En cambio, un pobre llamado Lázaro yacía sentado a su puerta, cubierto de llagas, deseando saciarse de lo que caía de la mesa del rico. Y hasta los perros venían a lamerle las llagas.
Sucedió, pues, que murió el pobre y fue llevado por los ángeles al seno de Abrahán; murió también el rico y fue sepultado. Estando en los infiernos, en medio de los tormentos, levantando sus ojos vio a lo lejos a Abrahán y a Lázaro en su seno; y gritando, dijo:
Padre Abrahán, ten piedad de mí y envía a Lázaro para que moje la punta de su dedo en agua y me refresque la lengua, porque estoy atormentado en estas llamas».
Contestó Abrahán:
«Hijo, acuérdate de que tú recibiste bienes durante tu vida y Lázaro, en cambio, males; ahora aquí él es consolado y tú atormentado.
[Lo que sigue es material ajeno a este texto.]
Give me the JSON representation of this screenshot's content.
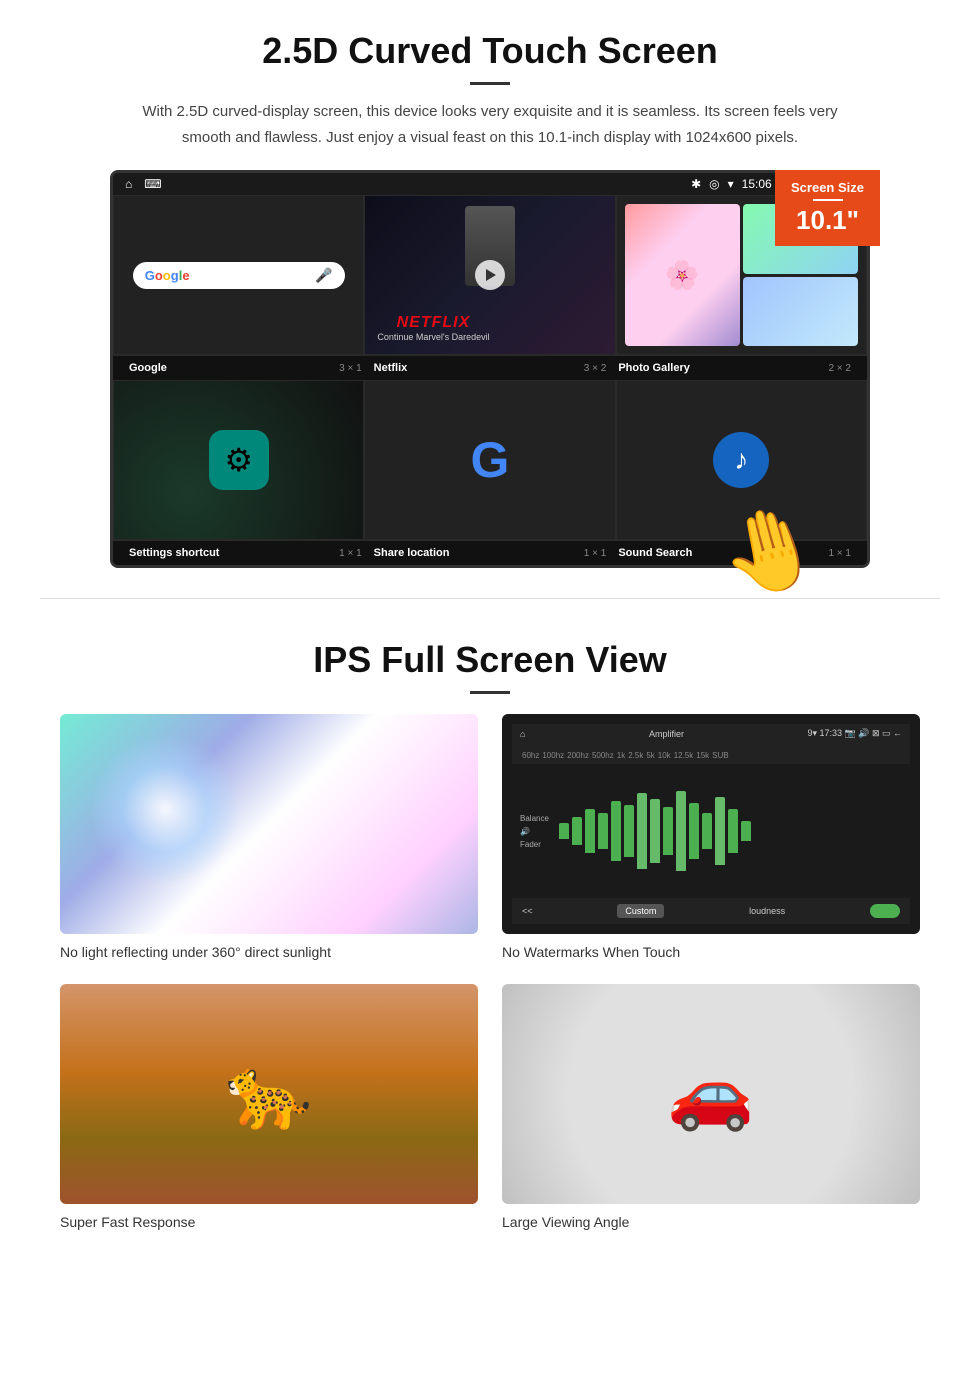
{
  "section1": {
    "title": "2.5D Curved Touch Screen",
    "description": "With 2.5D curved-display screen, this device looks very exquisite and it is seamless. Its screen feels very smooth and flawless. Just enjoy a visual feast on this 10.1-inch display with 1024x600 pixels.",
    "badge": {
      "label": "Screen Size",
      "size": "10.1\""
    },
    "status_bar": {
      "time": "15:06",
      "usb_icon": "⌨",
      "home_icon": "⌂"
    },
    "apps_top": [
      {
        "name": "Google",
        "size": "3 × 1"
      },
      {
        "name": "Netflix",
        "size": "3 × 2"
      },
      {
        "name": "Photo Gallery",
        "size": "2 × 2"
      }
    ],
    "apps_bottom": [
      {
        "name": "Settings shortcut",
        "size": "1 × 1"
      },
      {
        "name": "Share location",
        "size": "1 × 1"
      },
      {
        "name": "Sound Search",
        "size": "1 × 1"
      }
    ],
    "netflix_logo": "NETFLIX",
    "netflix_sub": "Continue Marvel's Daredevil"
  },
  "section2": {
    "title": "IPS Full Screen View",
    "features": [
      {
        "id": "sunlight",
        "caption": "No light reflecting under 360° direct sunlight"
      },
      {
        "id": "amplifier",
        "caption": "No Watermarks When Touch"
      },
      {
        "id": "cheetah",
        "caption": "Super Fast Response"
      },
      {
        "id": "car",
        "caption": "Large Viewing Angle"
      }
    ],
    "amp_bars": [
      8,
      14,
      22,
      18,
      30,
      26,
      38,
      32,
      24,
      40,
      28,
      18,
      34,
      22,
      10
    ]
  }
}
Además de todo esto, entre vosotros y nosotros se interpone un gran abismo, de modo que los que quieren atravesar de aquí hasta vosotros, no pueden; ni tampoco pueden pasar de ahí hasta nosotros».
Y él dijo: «Te ruego entonces, padre, que le envíes a casa de mi padre, porque tengo cinco hermanos, para que les advierta y no vengan también a este lugar de tormentos».
Pero replicó Abrahán:
«Tienen a Moisés y a los Profetas. ¡ Que los oigan !»
Él dijo: «No, padre Abrahán; pero si alguno de entre los muertos va a ellos, se convertirán».
Y le dijo:
«Si no escuchan a Moisés y a los Profetas, tampoco se convencerán aunque uno resucite de entre los muertos».
JUEVES 5 DE MARZO DE 2026.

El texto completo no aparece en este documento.